Electron and Hole Trapping Characteristics of a Low-Temperature Atomic Layer-Deposited HfO2 Charge-Trap Layer for Charge-Trap Flash Memory

Abstract

Scaling down the charge-trap memory cell for high storage density causes severe reliability issues such as the decreased trapped charge density, migration of stored charges to adjacent cells, electrostatic interference between neighboring cells, and gate dielectric breakdown. Therefore, it is highly required to explore the advanced charge-trap layer (CTL) having a high trap density with a deep level for improved performance and reliability. In this study, nonvolatile charge-trap memory characteristics are demonstrated using a low-temperature atomic layer deposition (ALD) of hafnium oxide (HfO₂) CTL and Al₂O₃ tunneling and blocking oxides. The use of a high-k dielectric stack enhances the electric field for efficient and reliable device operations in scaled-down devices.

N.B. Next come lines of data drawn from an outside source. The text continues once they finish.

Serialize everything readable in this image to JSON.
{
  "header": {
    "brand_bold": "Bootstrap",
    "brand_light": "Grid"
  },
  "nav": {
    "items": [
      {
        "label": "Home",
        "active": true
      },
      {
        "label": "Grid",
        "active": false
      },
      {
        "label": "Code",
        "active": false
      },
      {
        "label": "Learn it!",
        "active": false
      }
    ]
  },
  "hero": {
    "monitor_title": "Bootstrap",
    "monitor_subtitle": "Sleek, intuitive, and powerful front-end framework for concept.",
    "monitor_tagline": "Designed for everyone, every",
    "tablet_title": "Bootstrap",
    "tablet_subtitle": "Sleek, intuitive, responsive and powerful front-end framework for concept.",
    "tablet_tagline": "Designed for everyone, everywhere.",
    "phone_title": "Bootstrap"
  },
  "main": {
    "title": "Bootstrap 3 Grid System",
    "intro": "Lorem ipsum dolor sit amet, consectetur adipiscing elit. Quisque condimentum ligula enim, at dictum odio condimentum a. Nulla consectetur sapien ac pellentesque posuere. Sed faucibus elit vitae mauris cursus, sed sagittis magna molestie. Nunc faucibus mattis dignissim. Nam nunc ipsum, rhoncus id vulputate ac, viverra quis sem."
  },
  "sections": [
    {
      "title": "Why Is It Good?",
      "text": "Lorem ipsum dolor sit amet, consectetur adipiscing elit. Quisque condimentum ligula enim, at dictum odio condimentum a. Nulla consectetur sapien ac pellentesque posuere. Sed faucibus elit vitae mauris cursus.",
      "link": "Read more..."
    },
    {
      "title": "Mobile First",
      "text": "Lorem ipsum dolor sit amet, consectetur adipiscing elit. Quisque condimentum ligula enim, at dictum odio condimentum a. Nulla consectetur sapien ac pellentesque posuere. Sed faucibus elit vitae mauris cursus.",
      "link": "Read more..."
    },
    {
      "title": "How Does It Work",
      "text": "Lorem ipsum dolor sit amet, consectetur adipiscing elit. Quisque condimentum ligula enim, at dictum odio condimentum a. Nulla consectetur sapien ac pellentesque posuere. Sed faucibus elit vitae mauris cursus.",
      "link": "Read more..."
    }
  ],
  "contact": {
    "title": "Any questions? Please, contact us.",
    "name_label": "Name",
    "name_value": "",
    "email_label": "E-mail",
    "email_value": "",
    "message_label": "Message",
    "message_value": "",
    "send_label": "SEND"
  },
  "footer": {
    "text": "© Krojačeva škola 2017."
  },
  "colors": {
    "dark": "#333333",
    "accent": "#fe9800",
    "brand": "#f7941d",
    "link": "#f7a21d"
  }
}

In particular, the low-temperature ALD HfO₂ CTL deposited at 50 °C has a high charge-trap areal density of 9.65 × 10¹² cm^–2, exhibiting a large threshold voltage shift of ∼5 V. The proposed device presents a nonvolatile retention of 81.7% for 10 h thanks to the amorphous phase of the low-temperature HfO₂ CTL, in contrast to a poor retention of 44.8% in the device with the crystalline high-temperature HfO₂ CTL deposited at 200 °C. Furthermore, rapid thermal annealing at 600 °C on the dielectric stack significantly enhances hole trapping in the HfO₂ CTL via creation of acceptor-level traps by interdiffusion between HfO₂ and Al₂O₃, securing the large threshold voltage shift of ∼7.8 V. It paves the way for providing the optimized gate dielectric stack of CTF consisting of Al₂O₃ and defective HfO₂ for improved CTF characteristics.